There was a Cave of Prehistoric Man, supposedly inhabited 4000 years ago. It was quite a walk up to the cave and the steps were pretty dodgy – at times I did fear for my life. It also highlighted how unfit I’ve become as I’ve barely done any proper exercise since I’ve been in Vietnam. The cave was pitch black inside so reaching the top required us all to use the flashlights on our phones so we could see our way up a rickety ladder. It was a bit of a challenge but the view from the top was great. We then had the challenge of stumbling around in the dark to get back down again. I’ll admit, the darkness proved to be quite useful later as I was dying for the toilet and there was no other viable place to go. Vietnam remains to be a place of many firsts.

We had to return to Hanoi on Sunday night and had originally booked the bus home through our hotel. The bus was full up, but the hotel hadn’t been notified, so they were going to send us a private car instead. Initially this sounded quite good, as the bus to Ninh Binh had been excruciating. However, there were two French travellers who were also returning with us, which meant that eight of us had to squash into the 7-seater (one of the times that I wish Vietnam would enforce safety standards more!) The chap in the passenger seat had a pretty cushy ride, but the middle row of seats weren’t aligned properly meaning that Tiffany had to sit at a dodgy angle. Rosie, Lindsay and I had to squash onto the two back seats which were cramped enough for two people. My hip sockets were killing me within about half an hour. Traffic was terrible when we reached Hanoi so after 2 1/2 hours sat in this position I felt homicidal.
The one thing that did leave a smile on my face after this awful journey was seeing the driver so wound up (schadenfreude or what). He was clearly frustrated by the traffic and maybe had to get home in a rush (although I couldn’t help thinking mate, at least you’ve got a seat to yourself!) Because of the lack of space and the stuffy air, I’d been peeling off layers and chucking them into the boot of the car. The woman at the hotel had also given us a big bag of bananas as an apology, but I’d flung those into the boot too. When the driver got out and threw open the boot door the said contents all fell onto his head. I let him shout ‘oi gioi oi!’ and grumble away. I probably should have apologised but I found it too funny. Think the French tourists got a decent first impression of Hanoi.
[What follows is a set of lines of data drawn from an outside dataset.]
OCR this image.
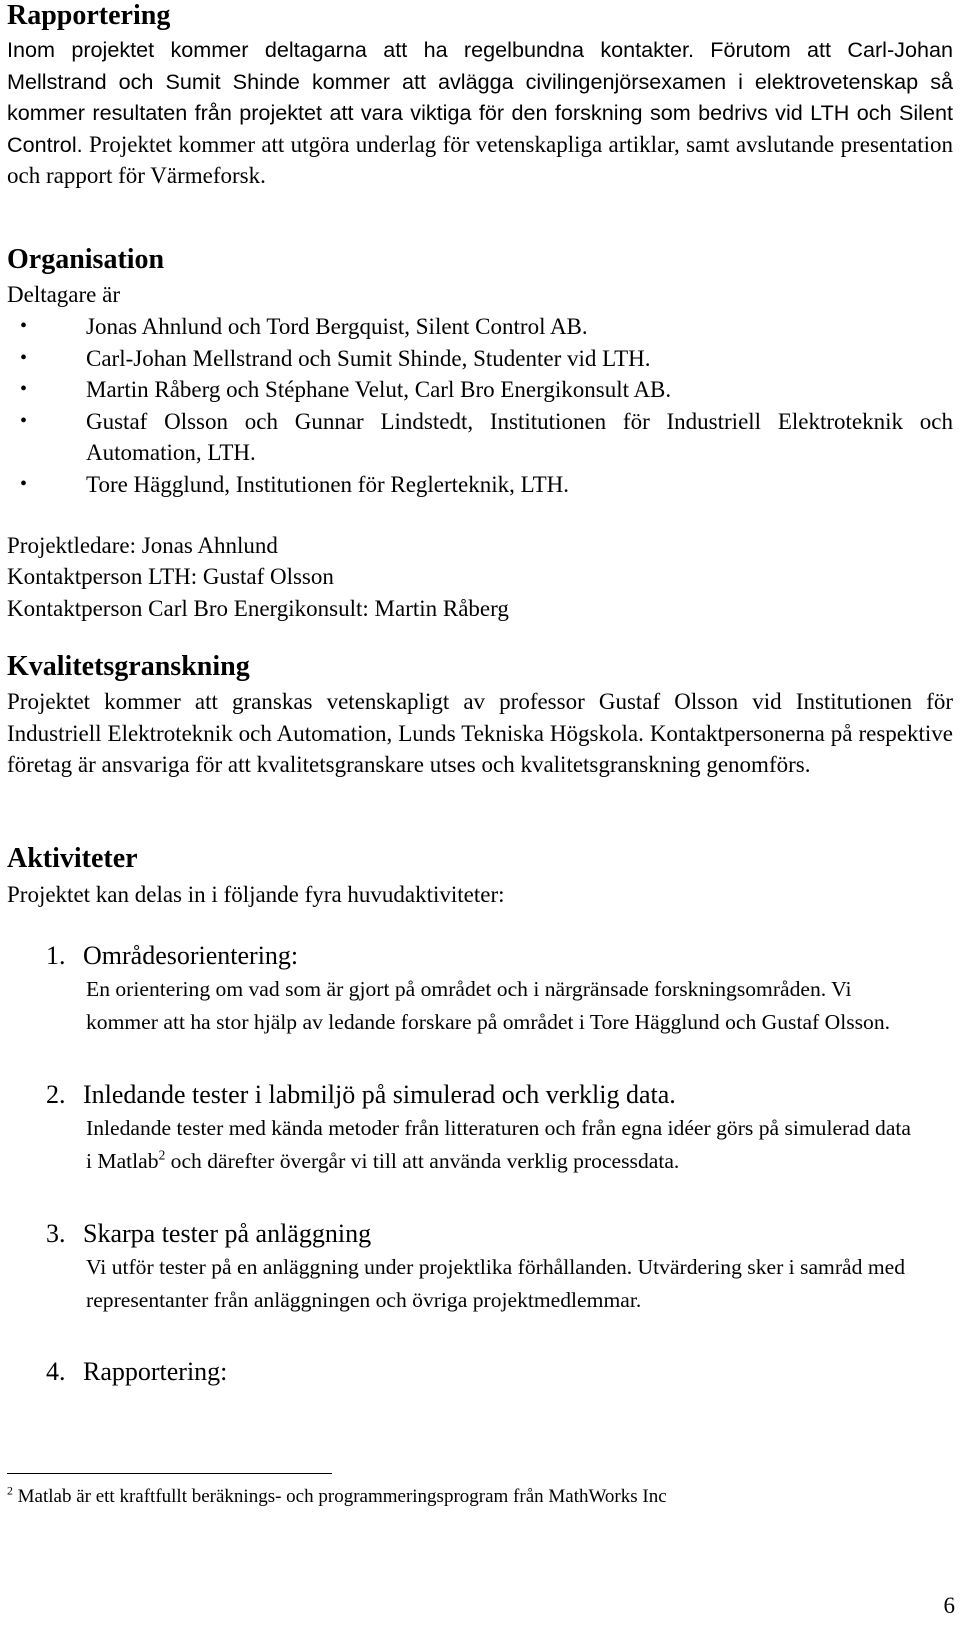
Rapportering

Inom projektet kommer deltagarna att ha regelbundna kontakter. Förutom att Carl-Johan Mellstrand och Sumit Shinde kommer att avlägga civilingenjörsexamen i elektrovetenskap så kommer resultaten från projektet att vara viktiga för den forskning som bedrivs vid LTH och Silent Control. Projektet kommer att utgöra underlag för vetenskapliga artiklar, samt avslutande presentation och rapport för Värmeforsk.

Organisation

Deltagare är

•	Jonas Ahnlund och Tord Bergquist, Silent Control AB.
•	Carl-Johan Mellstrand och Sumit Shinde, Studenter vid LTH.
•	Martin Råberg och Stéphane Velut, Carl Bro Energikonsult AB.
•	Gustaf Olsson och Gunnar Lindstedt, Institutionen för Industriell Elektroteknik och Automation, LTH.
•	Tore Hägglund, Institutionen för Reglerteknik, LTH.

Projektledare: Jonas Ahnlund

Kontaktperson LTH: Gustaf Olsson

Kontaktperson Carl Bro Energikonsult: Martin Råberg

Kvalitetsgranskning

Projektet kommer att granskas vetenskapligt av professor Gustaf Olsson vid Institutionen för Industriell Elektroteknik och Automation, Lunds Tekniska Högskola. Kontaktpersonerna på respektive företag är ansvariga för att kvalitetsgranskare utses och kvalitetsgranskning genomförs.

Aktiviteter

Projektet kan delas in i följande fyra huvudaktiviteter:

1. Områdesorientering:

En orientering om vad som är gjort på området och i närgränsade forskningsområden. Vi kommer att ha stor hjälp av ledande forskare på området i Tore Hägglund och Gustaf Olsson.

2. Inledande tester i labmiljö på simulerad och verklig data.

Inledande tester med kända metoder från litteraturen och från egna idéer görs på simulerad data i Matlab$^2$ och därefter övergår vi till att använda verklig processdata.

3. Skarpa tester på anläggning

Vi utför tester på en anläggning under projektlika förhållanden. Utvärdering sker i samråd med representanter från anläggningen och övriga projektmedlemmar.

4. Rapportering:

$^2$ Matlab är ett kraftfullt beräknings- och programmeringsprogram från MathWorks Inc

6
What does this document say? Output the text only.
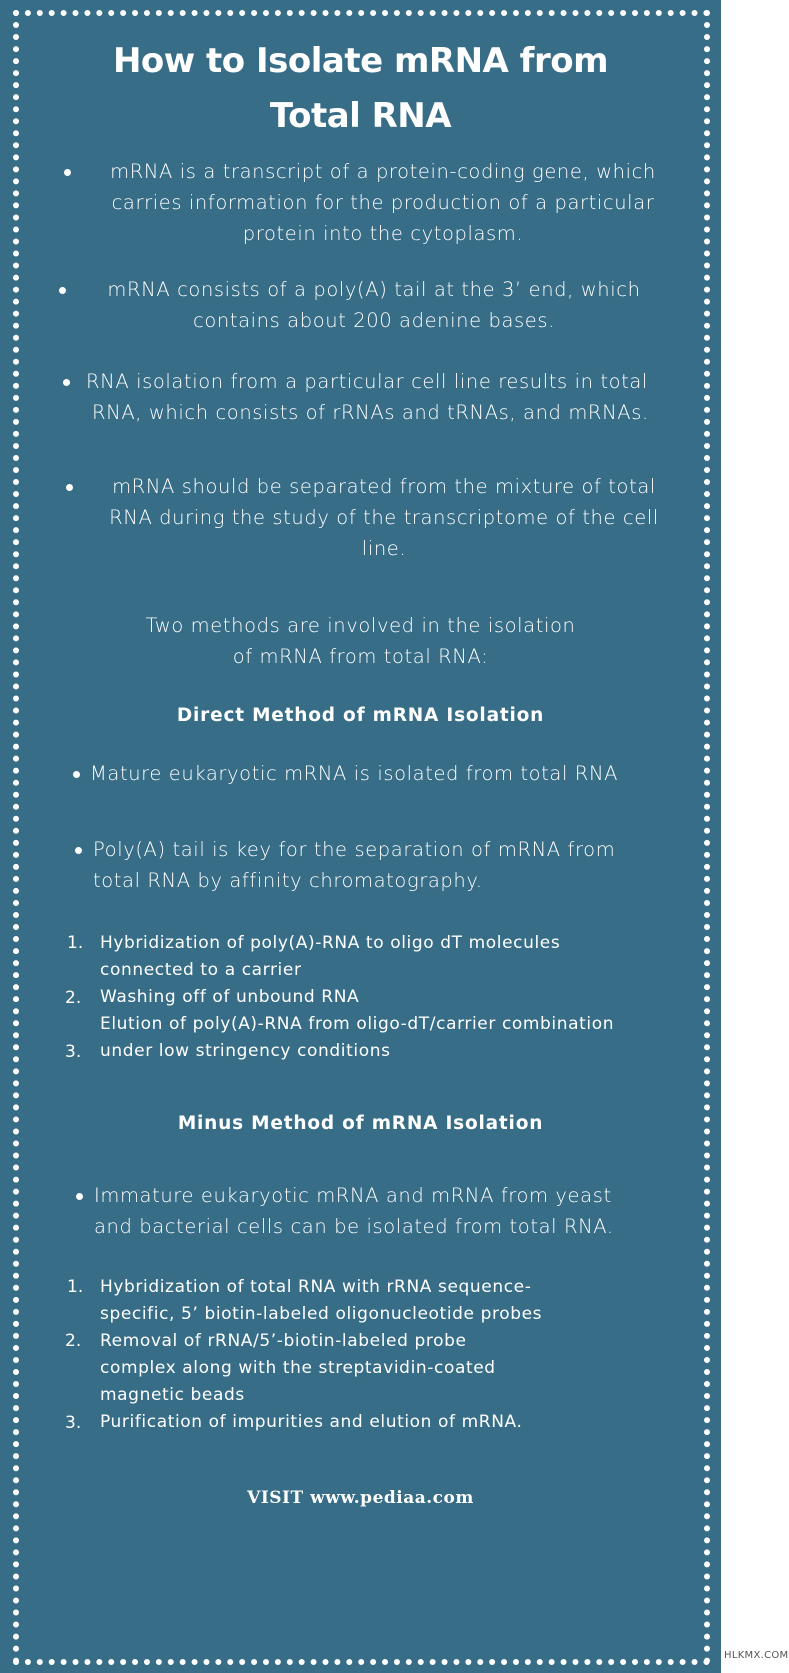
How to Isolate mRNA from
Total RNA
mRNA is a transcript of a protein-coding gene, which
carries information for the production of a particular
protein into the cytoplasm.
mRNA consists of a poly(A) tail at the 3’ end, which
contains about 200 adenine bases.
RNA isolation from a particular cell line results in total
RNA, which consists of rRNAs and tRNAs, and mRNAs.
mRNA should be separated from the mixture of total
RNA during the study of the transcriptome of the cell
line.
Two methods are involved in the isolation
of mRNA from total RNA:
Direct Method of mRNA Isolation
Mature eukaryotic mRNA is isolated from total RNA
Poly(A) tail is key for the separation of mRNA from
total RNA by affinity chromatography.
1.
2.
3.
Hybridization of poly(A)-RNA to oligo dT molecules
connected to a carrier
Washing off of unbound RNA
Elution of poly(A)-RNA from oligo-dT/carrier combination
under low stringency conditions
Minus Method of mRNA Isolation
Immature eukaryotic mRNA and mRNA from yeast
and bacterial cells can be isolated from total RNA.
1.
2.
3.
Hybridization of total RNA with rRNA sequence-
specific, 5’ biotin-labeled oligonucleotide probes
Removal of rRNA/5’-biotin-labeled probe
complex along with the streptavidin-coated
magnetic beads
Purification of impurities and elution of mRNA.
VISIT www.pediaa.com
HLKMX.COM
*Yes, taste is subjective, I know, the pop music here is awful. Objective fact. Most things you hear are covers of Western pop songs but with drum beats and cheese-tastic vocals added. A Vietnamese version of ‘When A Child is Born’ was an interesting one, and ‘Last Christmas’ is ridiculously popular. One person’s TA said she loves it because ‘it’s so romantic’. Clearly I have misunderstood the lyrics all this time.